Tati’s last aesthetic success, the Dutch-funded Trafic (1971), sought to retrench, with Hulot as a car designer whose company sends his latest creation, a camper car decked out with all manner of ridiculous gadgetry, in a convoy from Paris to the International Automobile Show in Amsterdam. (Tati’s mother was half Dutch, the daughter of the Amsterdam frame maker who supplied the frames for van Gogh’s paintings, and there is a Mondrian-like purity to the director’s perfectionism and visual abstraction.) Pursued by the company’s brash, “swinging” American publicist, Hulot heads north into an endless series of accidents and misfortunes. Malfunctioning and destructive vehicles are a motif in Tati’s cinema, apparent even in an early short he coscripted, Gai dimanche (1935), in which a faulty Bernard jalopy with a broken horn and sequentially erratic doors is repurposed as a tourist bus—an early incarnation of Hulot’s noisy, antique Amilcar rattletrap in Monsieur Hulot’s Holiday—and Trafic’s slow-motion car crash is as funny and beautiful as the famous autoroute jam in Godard’s Weekend. In Trafic’s opening sequence, Hulot is at his drawing board when his boss distracts him. His pen slips, and the line he was drawing dips and zags. In Tati’s cinema, this brief, unassuming joke proves to carry great import. As much as Tati (and Hulot) tries to contain the disorder of the world within straight lines (like Mondrian), the grids and horizontals inevitably devolve into curves, corkscrews, circles, loops, or, in the case of the roads and highways that frequently appear in his films, confounding roundabouts, deceptive forks, or worrying switchbacks—akin to the nightclub sign in PlayTime whose spiral neon arrow directs a drunk right back into the Royal Garden he has just departed. In Tati, the straight and narrow remains both untenable and unattainable.

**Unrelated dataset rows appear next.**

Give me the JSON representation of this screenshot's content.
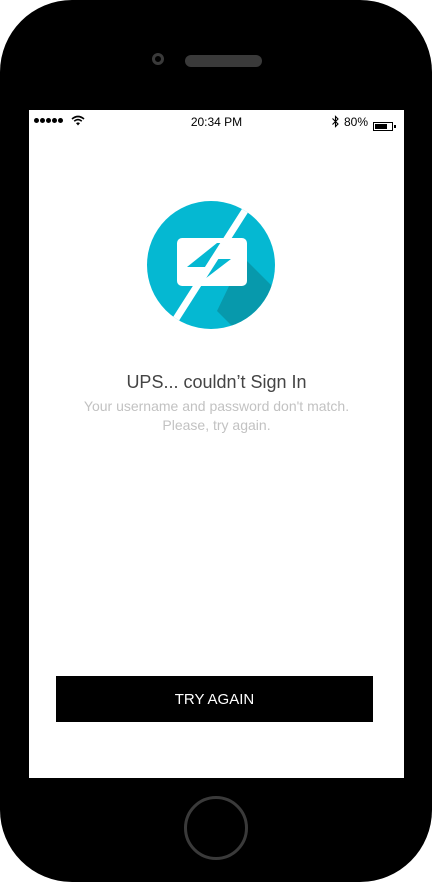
{
  "status_bar": {
    "time": "20:34 PM",
    "battery_percent": "80%",
    "battery_level": 0.8,
    "signal_bars": 5
  },
  "icon": {
    "name": "charging-error-icon",
    "circle_color": "#05b8d2",
    "shadow_color": "#0799ac"
  },
  "error": {
    "title": "UPS... couldn’t Sign In",
    "message_line1": "Your username and password don't match.",
    "message_line2": "Please, try again."
  },
  "actions": {
    "try_again_label": "TRY AGAIN"
  }
}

Just as Bressonian has become a ubiquitous (and somewhat tiresome) term, Tatiesque has slipped into common parlance to evoke a certain kind of dry, abstract comedy, best embodied in the absurdist cinema of ex-Georgian director Otar Iosseliani, whose Favorites of the Moon would be unthinkable without Tati. But Tatiesque also applies to our experience of the everyday world. Like Antonioni, Tati transformed the way we envision urban space and architecture, and he made us keenly aware of the interchange between the human and the mechanical. When, for instance, all five elevators in my office building once arrived in unison, their doors whooshing open and their automated voices chiming, “Floor 16, going down!” as a chorus, my first thought was not “Oh, Lord, which one do I take?” but “How Tati!” Many claims have been made for Tati as a social realist, and he himself emphasized that his comedy was always based on observation, and that he never exceeded the possibilities of logic. Such critics as Chion and Serge Daney have noted that Tati was certainly as much a documentarist as a stylist. His genius was to isolate and exaggerate elements of the workaday world so that they seem rich and strange, and his generous art confers upon us the ability to make, through acute observation, our own Tati movie in our head, every day.